I survived the road to Hana
Before we drove to Hana, I was noticing all these t-shirts that said “I survived the road to Hana” – and separately, both Sam and I had the same thought: “hmm… that’s a funny way to put it.” Whenever we talked about this “tourist attraction” to anyone, they all seemed to downplay it. They said – yeah, it’s kind of a long trip, plan for a full day, the road is a little winding.
A little? Wow. Maybe I when I tell stories of our adventures I go over the top with my descriptions, but still, I’d never think to describe that road as a “little” winding.
Quite simply, the road was terrifying. Now I understand why the t-shirts all say “I survived the road to Hana” – because just surviving that road is enough to brag about. Like “I swam in a river filled with Parana and sharks. And then just to make things interesting, they placed a hungry tiger on the shore.” Seriously, the road is nuts. It’s VERY winding, it’s VERY narrow. Some turns are so tight and so narrow, you literally have to hold your breathe as you make the turn praying that the person coming around the bend is far enough over.
This picture above explains why I would be concerned about that in the first place. The huge truck in front of us obviously felt the dividing lines between the two lanes was merely a “guideline,” and not something you really needed to pay attention to.
And with such a narrow, winding road, you’d think people would obey the speed limit. Oh, no of course not! Locals as well as tourists zip through this place like death is a paradise you can’t wait to see.
They also warn you that there is nothing from the town of Pa’ia all the way to Hana, so you better get a boxed lunch in Pa’ia so you don’t starve to death on your way. So of course we heeded these suggestions, but there’s actually tons of little roadside local setups that I would have loved to have tried. It makes me think that the hotel has some sort of deal with the “boxed lunch” place to send business their way. At one point, regardless of the fact that we had plenty of food in the cooler from Pa’ia, we stopped at a little local stand and picked up some of the freshest “Pineapple Bread” I’ve ever eaten. Actually, I’ve never eaten pineapple bread, and probably will never do so again, but that’s just because nothing will ever compare to how delicious this bread was. It was still hot from the oven, and just totally amazing. They also had little bags of fresh coconut. Seriously – how can you turn that down.

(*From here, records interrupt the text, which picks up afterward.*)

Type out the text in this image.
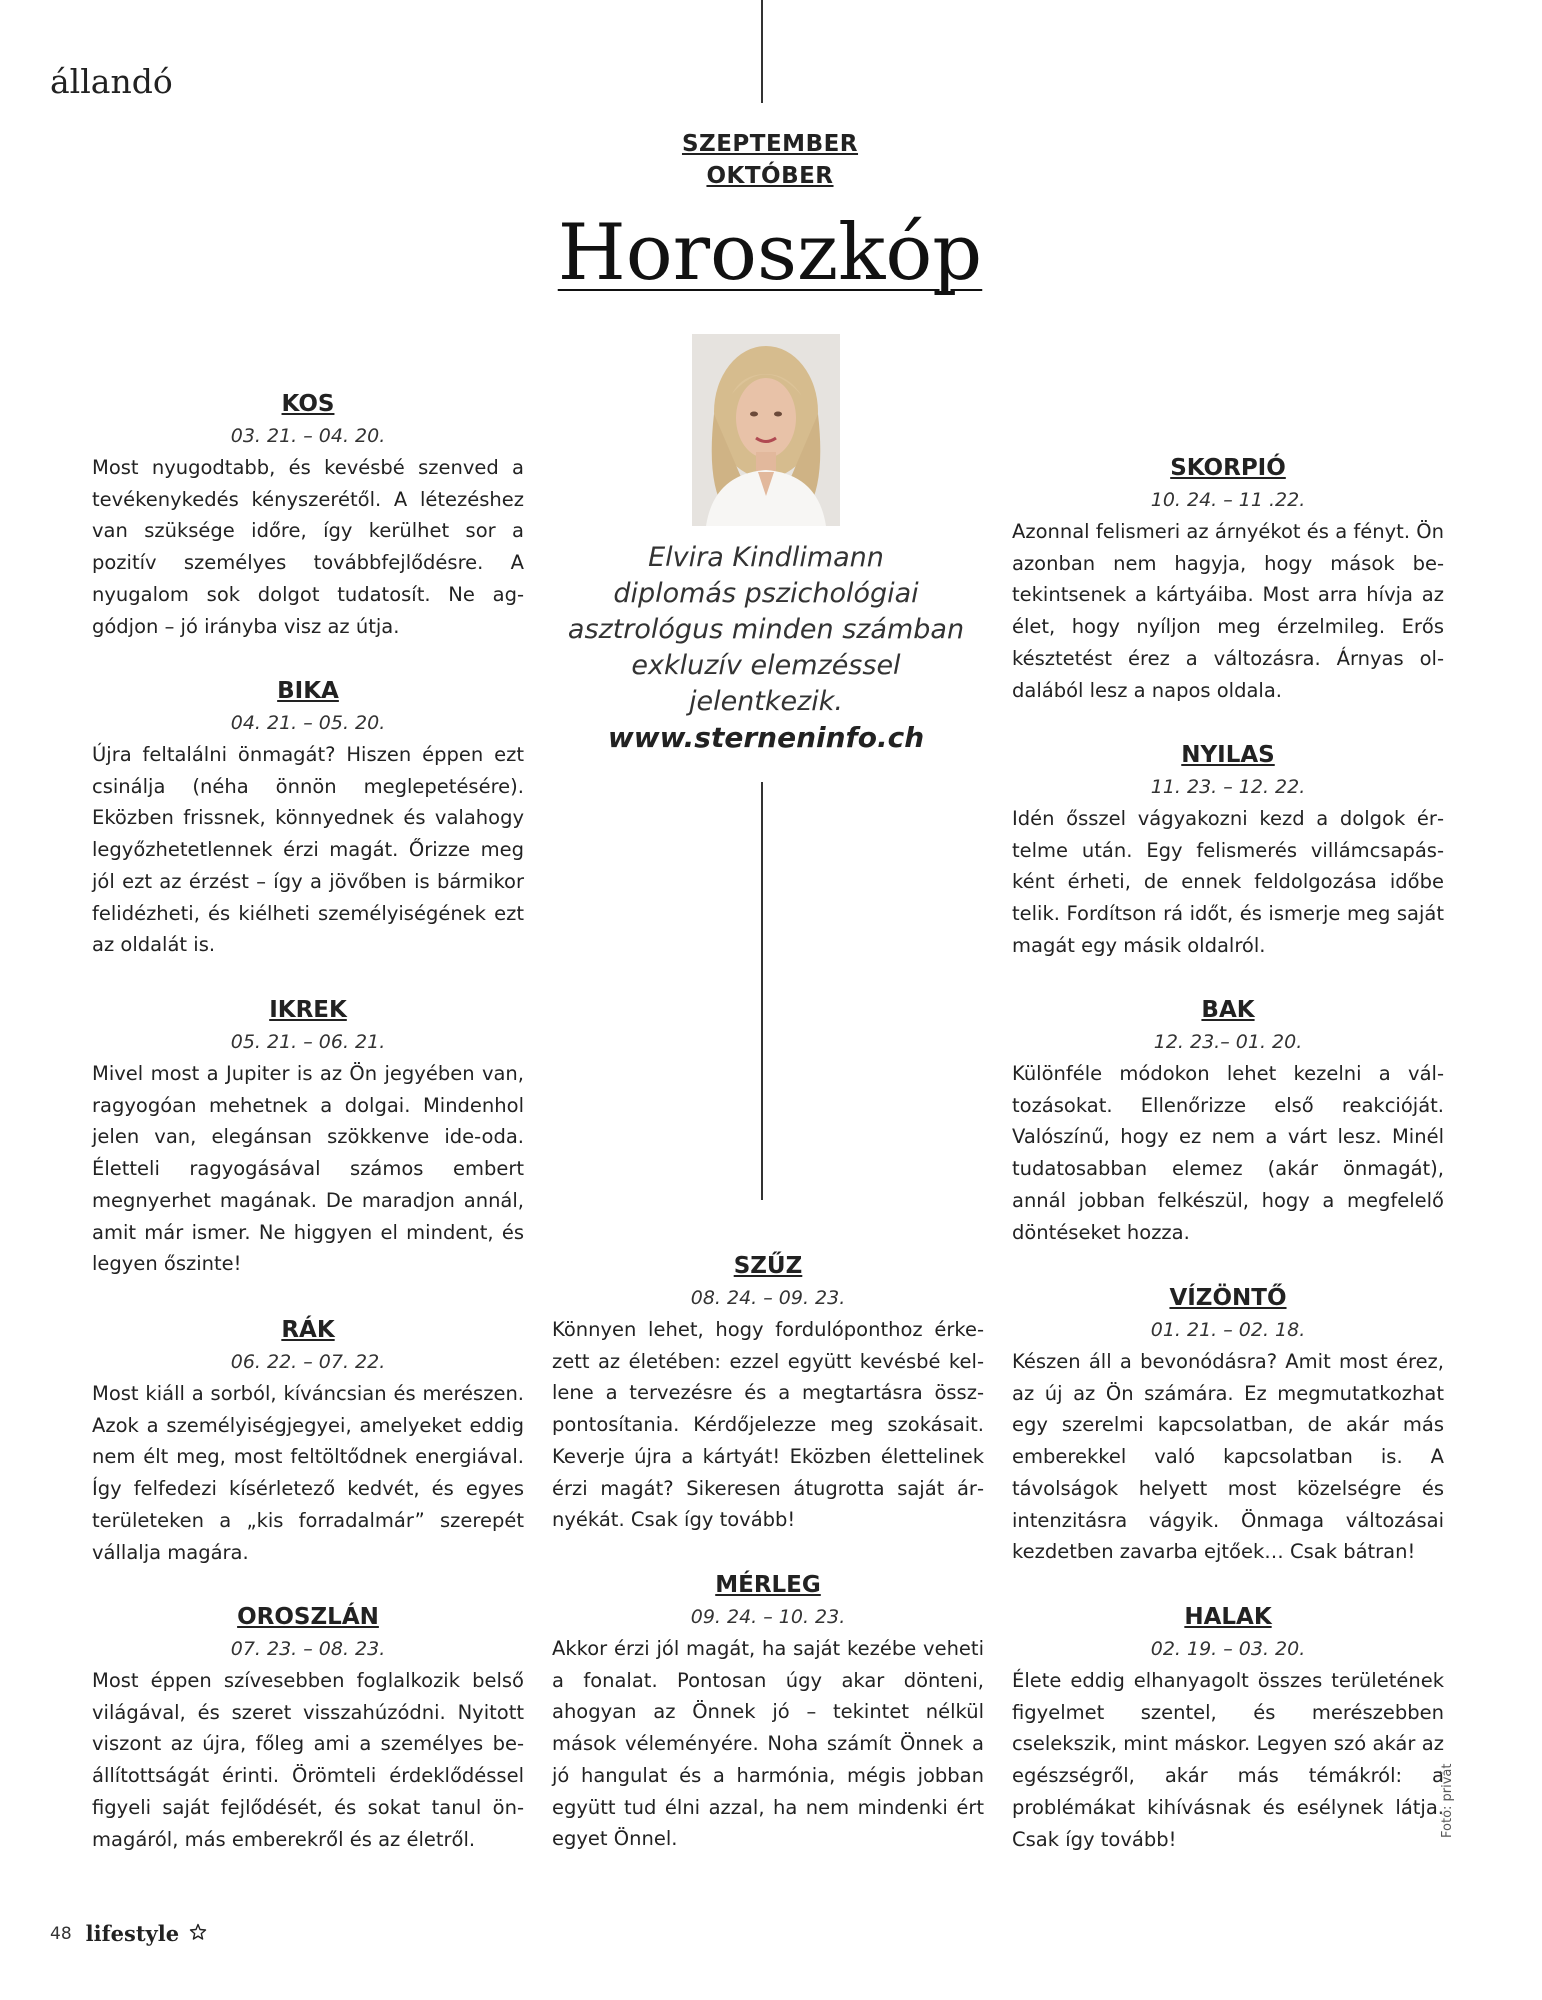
állandó
SZEPTEMBER
OKTÓBER
Horoszkóp
Elvira Kindlimann
diplomás pszichológiai
asztrológus minden számban
exkluzív elemzéssel
jelentkezik.
www.sterneninfo.ch
KOS
03. 21. – 04. 20.

Most nyugodtabb, és kevésbé szenved a tevékenykedés kényszerétől. A létezéshez van szüksége időre, így kerülhet sor a pozitív személyes továbbfejlődésre. A nyugalom sok dolgot tudatosít. Ne aggódjon – jó irányba visz az útja.

BIKA
04. 21. – 05. 20.

Újra feltalálni önmagát? Hiszen éppen ezt csinálja (néha önnön meglepetésére). Eközben frissnek, könnyednek és valahogy legyőzhetetlennek érzi magát. Őrizze meg jól ezt az érzést – így a jövőben is bármikor felidézheti, és kiélheti személyiségének ezt az oldalát is.

IKREK
05. 21. – 06. 21.

Mivel most a Jupiter is az Ön jegyében van, ragyogóan mehetnek a dolgai. Mindenhol jelen van, elegánsan szökkenve ide-oda. Életteli ragyogásával számos embert megnyerhet magának. De maradjon annál, amit már ismer. Ne higgyen el mindent, és legyen őszinte!

RÁK
06. 22. – 07. 22.

Most kiáll a sorból, kíváncsian és merészen. Azok a személyiségjegyei, amelyeket eddig nem élt meg, most feltöltődnek energiával. Így felfedezi kísérletező kedvét, és egyes területeken a „kis forradalmár” szerepét vállalja magára.

OROSZLÁN
07. 23. – 08. 23.

Most éppen szívesebben foglalkozik belső világával, és szeret visszahúzódni. Nyitott viszont az újra, főleg ami a személyes beállítottságát érinti. Örömteli érdeklődéssel figyeli saját fejlődését, és sokat tanul önmagáról, más emberekről és az életről.

SZŰZ
08. 24. – 09. 23.

Könnyen lehet, hogy fordulóponthoz érkezett az életében: ezzel együtt kevésbé kellene a tervezésre és a megtartásra összpontosítania. Kérdőjelezze meg szokásait. Keverje újra a kártyát! Eközben élettelinek érzi magát? Sikeresen átugrotta saját árnyékát. Csak így tovább!

MÉRLEG
09. 24. – 10. 23.

Akkor érzi jól magát, ha saját kezébe veheti a fonalat. Pontosan úgy akar dönteni, ahogyan az Önnek jó – tekintet nélkül mások véleményére. Noha számít Önnek a jó hangulat és a harmónia, mégis jobban együtt tud élni azzal, ha nem mindenki ért egyet Önnel.

SKORPIÓ
10. 24. – 11 .22.

Azonnal felismeri az árnyékot és a fényt. Ön azonban nem hagyja, hogy mások betekintsenek a kártyáiba. Most arra hívja az élet, hogy nyíljon meg érzelmileg. Erős késztetést érez a változásra. Árnyas oldalából lesz a napos oldala.

NYILAS
11. 23. – 12. 22.

Idén ősszel vágyakozni kezd a dolgok értelme után. Egy felismerés villámcsapásként érheti, de ennek feldolgozása időbe telik. Fordítson rá időt, és ismerje meg saját magát egy másik oldalról.

BAK
12. 23.– 01. 20.

Különféle módokon lehet kezelni a változásokat. Ellenőrizze első reakcióját. Valószínű, hogy ez nem a várt lesz. Minél tudatosabban elemez (akár önmagát), annál jobban felkészül, hogy a megfelelő döntéseket hozza.

VÍZÖNTŐ
01. 21. – 02. 18.

Készen áll a bevonódásra? Amit most érez, az új az Ön számára. Ez megmutatkozhat egy szerelmi kapcsolatban, de akár más emberekkel való kapcsolatban is. A távolságok helyett most közelségre és intenzitásra vágyik. Önmaga változásai kezdetben zavarba ejtőek… Csak bátran!

HALAK
02. 19. – 03. 20.

Élete eddig elhanyagolt összes területének figyelmet szentel, és merészebben cselekszik, mint máskor. Legyen szó akár az egészségről, akár más témákról: a problémákat kihívásnak és esélynek látja. Csak így tovább!

Fotó: privát
48 lifestyle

One of the things we were going to do, was listen to this CD that was supposed to be a “tour guide” for you as you drive. We didn’t listen to him very much. Although it probably would have been pretty funny to keep doing so. The drive was just so difficult that we needed to keep full concentration on every inch. The one part we did hear and are still laughing over is that he said that the road “used to be” terrible – full of potholes, but fairly recently (2004?) it was paved and widened. Seriously? If this road is wide NOW, I would hate to have seen it before!
The point of the trip, apparently, is not just to drive to Hana and back, but to stop at several locations along the way. In my mind, I pictured a decent sized pull-off on the road, or at least larger signage to indicate where you were supposed to go, but this was not the case. The pull-offs were mostly no bigger than a small ditch on the side of the road. For some of the stops, it required hiking into woods on a vaguely marked path. All that coupled with my severe car-sickness from the road, we didn’t stop much.
At one of the bathroom stops we found on the way (we were told there were NONE!) we looked at the list of “sights” to see on the road to Hana, and decided the one and only one we REALLY wanted to see was the black sand beach. So we headed straight there. It was incredible. There was a lava tube right near the beach, and the sand was truly amazing. All of it comprised of black sand and rocks formed by lava flowing down to the ocean thousands of years ago. I so wanted to take a sample back, but then remembered what someone had told us about not taking sand or rocks… something about bad luck and really with so much of our life up in the air right now, I need as little bad luck as possible. I don’t even want to think about tempting fate.
Coming back was a much easier trip, for me anyway. I had been so wound up and felt so sick on the road in, that I was completely exhausted and fell asleep for most of the trip back to the hotel. Probably made Sam’s life easier that way too. LOL!
If you do ever come to Maui, and have never done the drive to Hana, and want to… well, at least now you’ll know what you’re getting yourself into. LOL! I’m not sorry we did it, but I can’t see myself ever wanting to do that drive again!